Quienes lo conocimos personalmente hemos perdido a un guía y referente, a un amigo fiel y sincero, y a alguien con un notable sentido del humor. Para la familia del , organización que él fundó en 1994 y a la que siempre permaneció ligado como presidente o en otras capacidades, la partida de Roberto es una pérdida inconmensurable, pero sus ideas e ideales permanecerán siempre vigentes a través de la institución. Su sello queda en el ADN del IPE y su equipo.

Sabemos de sobra que la mejor manera de honrar su legado es continuar en la lucha por los valores que él siempre defendió. Durante sus años de vida, Roberto vio al país sucumbir a cantos de sirena.

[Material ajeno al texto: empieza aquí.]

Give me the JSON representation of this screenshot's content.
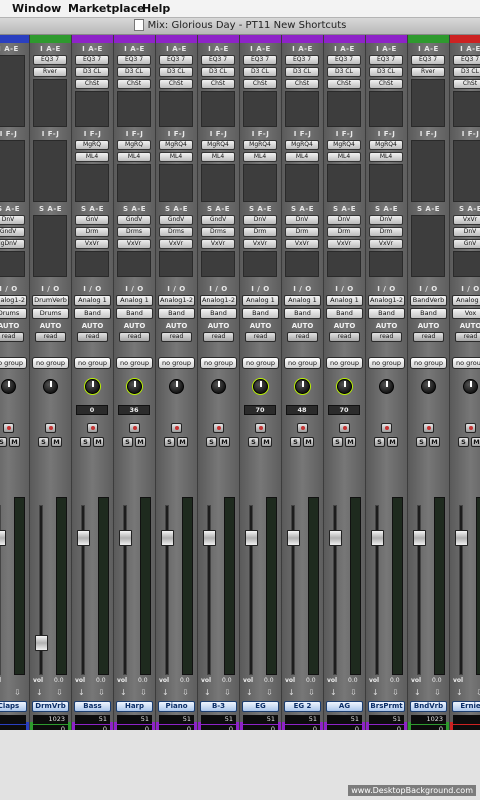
{
  "menubar": {
    "window": "Window",
    "marketplace": "Marketplace",
    "help": "Help"
  },
  "window_title": "Mix: Glorious Day - PT11 New Shortcuts",
  "section_labels": {
    "inserts_ae": "I A-E",
    "inserts_fj": "I F-J",
    "sends_ae": "S A-E",
    "io": "I / O",
    "auto": "AUTO"
  },
  "watermark": "www.DesktopBackground.com",
  "strips": [
    {
      "name": "Claps",
      "color": "#2a3fc0",
      "ins_ae": [],
      "ins_fj": [],
      "sends": [
        "DnV",
        "GndV",
        "lgDnV"
      ],
      "in": "Analog1-2",
      "out": "Drums",
      "auto": "read",
      "group": "no group",
      "pan": "",
      "vol": "",
      "nums": [
        "",
        "",
        ""
      ]
    },
    {
      "name": "DrmVrb",
      "color": "#2e9a2e",
      "ins_ae": [
        "EQ3 7",
        "Rver"
      ],
      "ins_fj": [],
      "sends": [],
      "in": "DrumVerb",
      "out": "Drums",
      "auto": "read",
      "group": "no group",
      "pan": "",
      "vol": "0.0",
      "nums": [
        "1023",
        "0",
        "1023"
      ]
    },
    {
      "name": "Bass",
      "color": "#8e23c8",
      "ins_ae": [
        "EQ3 7",
        "D3 CL",
        "ChSt"
      ],
      "ins_fj": [
        "MgRQ",
        "ML4"
      ],
      "sends": [
        "GnV",
        "Drm",
        "VxVr"
      ],
      "in": "Analog 1",
      "out": "Band",
      "auto": "read",
      "group": "no group",
      "pan": "0",
      "vol": "0.0",
      "nums": [
        "51",
        "0",
        "1023"
      ]
    },
    {
      "name": "Harp",
      "color": "#8e23c8",
      "ins_ae": [
        "EQ3 7",
        "D3 CL",
        "ChSt"
      ],
      "ins_fj": [
        "MgRQ",
        "ML4"
      ],
      "sends": [
        "GndV",
        "Drms",
        "VxVr"
      ],
      "in": "Analog 1",
      "out": "Band",
      "auto": "read",
      "group": "no group",
      "pan": "36",
      "vol": "0.0",
      "nums": [
        "51",
        "0",
        "1023"
      ]
    },
    {
      "name": "Piano",
      "color": "#8e23c8",
      "ins_ae": [
        "EQ3 7",
        "D3 CL",
        "ChSt"
      ],
      "ins_fj": [
        "MgRQ4",
        "ML4"
      ],
      "sends": [
        "GndV",
        "Drms",
        "VxVr"
      ],
      "in": "Analog1-2",
      "out": "Band",
      "auto": "read",
      "group": "no group",
      "pan": "",
      "vol": "0.0",
      "nums": [
        "51",
        "0",
        "1023"
      ]
    },
    {
      "name": "B-3",
      "color": "#8e23c8",
      "ins_ae": [
        "EQ3 7",
        "D3 CL",
        "ChSt"
      ],
      "ins_fj": [
        "MgRQ4",
        "ML4"
      ],
      "sends": [
        "GndV",
        "Drms",
        "VxVr"
      ],
      "in": "Analog1-2",
      "out": "Band",
      "auto": "read",
      "group": "no group",
      "pan": "",
      "vol": "0.0",
      "nums": [
        "51",
        "0",
        "1023"
      ]
    },
    {
      "name": "EG",
      "color": "#8e23c8",
      "ins_ae": [
        "EQ3 7",
        "D3 CL",
        "ChSt"
      ],
      "ins_fj": [
        "MgRQ4",
        "ML4"
      ],
      "sends": [
        "DnV",
        "Drm",
        "VxVr"
      ],
      "in": "Analog 1",
      "out": "Band",
      "auto": "read",
      "group": "no group",
      "pan": "70",
      "vol": "0.0",
      "nums": [
        "51",
        "0",
        "1023"
      ]
    },
    {
      "name": "EG 2",
      "color": "#8e23c8",
      "ins_ae": [
        "EQ3 7",
        "D3 CL",
        "ChSt"
      ],
      "ins_fj": [
        "MgRQ4",
        "ML4"
      ],
      "sends": [
        "DnV",
        "Drm",
        "VxVr"
      ],
      "in": "Analog 1",
      "out": "Band",
      "auto": "read",
      "group": "no group",
      "pan": "48",
      "vol": "0.0",
      "nums": [
        "51",
        "0",
        "1023"
      ]
    },
    {
      "name": "AG",
      "color": "#8e23c8",
      "ins_ae": [
        "EQ3 7",
        "D3 CL",
        "ChSt"
      ],
      "ins_fj": [
        "MgRQ4",
        "ML4"
      ],
      "sends": [
        "DnV",
        "Drm",
        "VxVr"
      ],
      "in": "Analog 1",
      "out": "Band",
      "auto": "read",
      "group": "no group",
      "pan": "70",
      "vol": "0.0",
      "nums": [
        "51",
        "0",
        "1023"
      ]
    },
    {
      "name": "BrsPrmt",
      "color": "#8e23c8",
      "ins_ae": [
        "EQ3 7",
        "D3 CL",
        "ChSt"
      ],
      "ins_fj": [
        "MgRQ4",
        "ML4"
      ],
      "sends": [
        "DnV",
        "Drm",
        "VxVr"
      ],
      "in": "Analog1-2",
      "out": "Band",
      "auto": "read",
      "group": "no group",
      "pan": "",
      "vol": "0.0",
      "nums": [
        "51",
        "0",
        "1023"
      ]
    },
    {
      "name": "BndVrb",
      "color": "#2e9a2e",
      "ins_ae": [
        "EQ3 7",
        "Rver"
      ],
      "ins_fj": [],
      "sends": [],
      "in": "BandVerb",
      "out": "Band",
      "auto": "read",
      "group": "no group",
      "pan": "",
      "vol": "0.0",
      "nums": [
        "1023",
        "0",
        "1023"
      ]
    },
    {
      "name": "Ernie",
      "color": "#cc2222",
      "ins_ae": [
        "EQ3 7",
        "D3 CL",
        "ChSt"
      ],
      "ins_fj": [],
      "sends": [
        "VxVr",
        "DnV",
        "GnV"
      ],
      "in": "Analog 1",
      "out": "Vox",
      "auto": "read",
      "group": "no group",
      "pan": "",
      "vol": "",
      "nums": [
        "",
        "",
        ""
      ]
    }
  ]
}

Estos aparecen camuflados en proyectos políticos que prometen progreso equitativo a cambio de la libertad, y que al final no entregan lo primero ni devuelven la segunda. Sus lecciones para evitar este desenlace son hoy más importantes que nunca.

No es exagerado decir que gracias a su trabajo hoy millones de peruanos vivimos mejor. Roberto ha partido, pero felizmente se cuidó de dejarnos las reflexiones y los instrumentos que necesitamos para mantener vivo su legado de libertad. Y con ese agradecimiento, Roberto, nos quedaremos para siempre.